С этими словами я ставлю пистолет обратно на предохранитель и убираю его в бардачок. Интересно, что «он» скажет. Достать пистолет и застрелиться я всегда успею. После короткого молчания «он» отвечает: «- Если все раскладывать по полочкам, уйдет слишком много времени. Приведу-ка лучше пример. Между прочим, ты, сам того не подозревая, предоставил его в мое распоряжение.

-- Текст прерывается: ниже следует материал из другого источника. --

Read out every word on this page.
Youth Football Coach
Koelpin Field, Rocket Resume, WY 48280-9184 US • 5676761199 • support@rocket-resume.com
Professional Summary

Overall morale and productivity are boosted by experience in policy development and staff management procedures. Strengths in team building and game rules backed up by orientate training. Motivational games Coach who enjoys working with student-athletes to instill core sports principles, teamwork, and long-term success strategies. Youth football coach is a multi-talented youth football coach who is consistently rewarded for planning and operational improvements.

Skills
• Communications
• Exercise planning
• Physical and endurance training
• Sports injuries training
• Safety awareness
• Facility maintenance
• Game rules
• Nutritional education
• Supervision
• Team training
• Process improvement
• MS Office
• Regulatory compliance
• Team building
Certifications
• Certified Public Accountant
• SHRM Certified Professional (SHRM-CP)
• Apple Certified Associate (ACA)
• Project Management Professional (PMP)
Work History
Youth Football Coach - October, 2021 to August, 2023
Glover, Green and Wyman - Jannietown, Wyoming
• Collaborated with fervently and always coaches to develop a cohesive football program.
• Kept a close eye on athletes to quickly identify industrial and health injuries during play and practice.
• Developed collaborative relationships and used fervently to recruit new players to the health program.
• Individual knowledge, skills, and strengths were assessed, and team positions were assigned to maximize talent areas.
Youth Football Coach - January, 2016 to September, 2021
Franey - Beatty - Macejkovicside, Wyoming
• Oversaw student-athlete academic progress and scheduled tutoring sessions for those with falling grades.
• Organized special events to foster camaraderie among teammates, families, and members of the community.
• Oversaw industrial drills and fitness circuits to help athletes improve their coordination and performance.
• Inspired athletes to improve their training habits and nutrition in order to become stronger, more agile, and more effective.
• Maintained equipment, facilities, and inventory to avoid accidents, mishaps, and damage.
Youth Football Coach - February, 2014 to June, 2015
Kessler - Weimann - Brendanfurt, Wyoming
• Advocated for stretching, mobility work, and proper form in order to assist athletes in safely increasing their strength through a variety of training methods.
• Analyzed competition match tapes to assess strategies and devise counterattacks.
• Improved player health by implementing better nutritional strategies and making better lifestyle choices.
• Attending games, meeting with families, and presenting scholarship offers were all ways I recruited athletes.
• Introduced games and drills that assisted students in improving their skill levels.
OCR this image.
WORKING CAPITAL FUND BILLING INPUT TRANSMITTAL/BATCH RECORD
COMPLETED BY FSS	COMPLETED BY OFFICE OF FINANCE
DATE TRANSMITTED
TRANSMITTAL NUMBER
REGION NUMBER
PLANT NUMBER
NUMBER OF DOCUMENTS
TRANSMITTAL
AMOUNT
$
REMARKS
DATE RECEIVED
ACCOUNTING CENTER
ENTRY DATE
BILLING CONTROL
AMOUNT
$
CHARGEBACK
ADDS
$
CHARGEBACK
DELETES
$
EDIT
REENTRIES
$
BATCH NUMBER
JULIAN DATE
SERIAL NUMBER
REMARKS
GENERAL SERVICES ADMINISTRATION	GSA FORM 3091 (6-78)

– Какой еще пример? – А вот послушай. В один прекрасный день ты решаешь бросить жену и сына, уйти из дома, поселиться одному и вести совершенно целомудренный образ жизни, дабы искусственно вызвать так называемую сублимацию. Подыскиваешь подходящую квартирку и переезжаешь. Но – подчеркиваю и прошу тебя обратить внимание – не обставляешь ее. Ты ограничиваешься самой необходимой обстановкой: кроватью, столом, креслом, парой стульев. На самом деле квартира пуста; тебе невдомек, что пустая квартира и есть подлинное отображение твоей теперешней жизни: ничего лишнего, что радовало бы глаз, все сосредоточено на одной-единственной мысли, и ладно бы дельной а то ведь никудышной: полностью прекратить всякую мою деятельность. Что же в результате мы имеем? А вот что. В этой опустошенности твоей жизни, так удачно выраженной в опустошенности твоей квартиры, я распрекрасно существую: существую как раз вопреки твоему желанию подавить меня; скажу больше: я – единственное по-настоящему живое существо в твоей жизни. Мое одержимое существование питается твоим стремлением извести меня. Пока мы жили в любви и согласии, я, так сказать, ощутимо участвовал во всех твоих делах, а не только выполнял обязанности «члена». Теперь, после того как ты опустошил свою жизнь, я везде и всюду являюсь исключительно «членом». Такое грубое сведение моих многочисленных способностей к роли одного органа, пусть и символического, привело к тому, что я целиком и полностью сосредоточился на этой роли, сделав ее главным средством самовыражения. Вот тебе и объяснение твоей эротомании; когда-то ее еще можно было переносить, но с тех пор, как ты ушел из дому, она превратилась в навязчивую идею. Этим же, кстати, объясняется и то, что тебя так «неожиданно» потянуло на Вирджинию. Меня впору сравнить с цветущим, ветвистым деревом, которое ты безжалостно обкорнал, оставив один убогий сучок, а теперь еще и удивляешься, почему этот сучок все время выпячивается и вообще ведет себя крайне напористо. Да, ты не напрасно боишься, что все это может повториться и что в следующий раз мне удастся тебя совратить. Только на самом деле, благодаря твоему комплексу подавленности, ты сам себя совратишь. Одурманенный навязчивым желанием достичь хваленой сублимации, ты уже не понимаешь, что в конце твоего раскрепощения тебя поджидает лишь одно – смерть».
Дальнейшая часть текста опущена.